On the mobile insurance side within the Solutions segment, Assurant continues to see nice international growth, and I would expect this to continue going forward. While there have been reports that smartphone revenue growth will slow this year, that is mostly a result of lower average sales prices (particularly as Apple cedes marketshare to Android). Given that smartphone adoption and tablet adoption continues to increase, I would expect AIZ will keep selling insurance on mobile devices at an accelerated pace. Preneed credit insurance (to pay of credit cards and installment loans in the event of death, disability, or involuntary termination) could pick up steam as the economy improves, but I think this is a 2H2014 trend if it occurs at all.

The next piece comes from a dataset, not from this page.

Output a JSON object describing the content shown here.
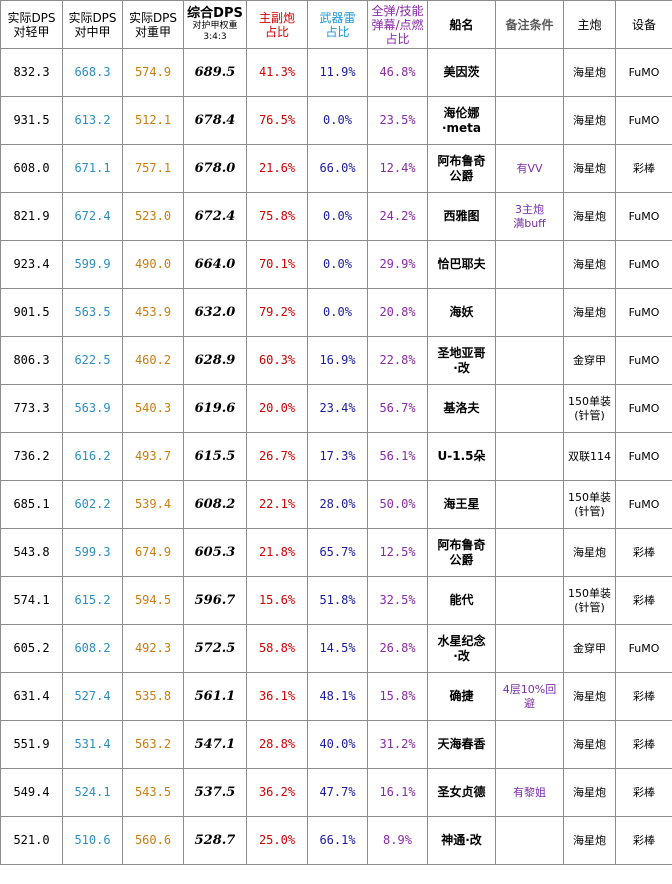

Overall, I continue to view Assurant as an interesting insurance company with several very unique specialty lines. For that reason the firm is worth considering. Yet at the same time, the regulatory headwinds in its most profitable segment and the general uncertainty around the health insurance markets make this is a tough time to get behind the stock. The company only trades around 1.1X book value right now (~$64 a share), so it's hardly a short candidate, especially given its revenue growth, but it's also not an extremely compelling stock right now. I expect EPS of $6.10 in CY 2014, but that will depend critically on the CAT environment. Long-term investors should consider establishing a position here as the company's expertise in its unique lines bodes well for the long-term profitability, but for everyone else, the story is just too mixed here to get involved.

Disclosure: I have no positions in any stocks mentioned, and no plans to initiate any positions within the next 72 hours. I wrote this article myself, and it expresses my own opinions. I am not receiving compensation for it (other than from Seeking Alpha). I have no business relationship with any company whose stock is mentioned in this article.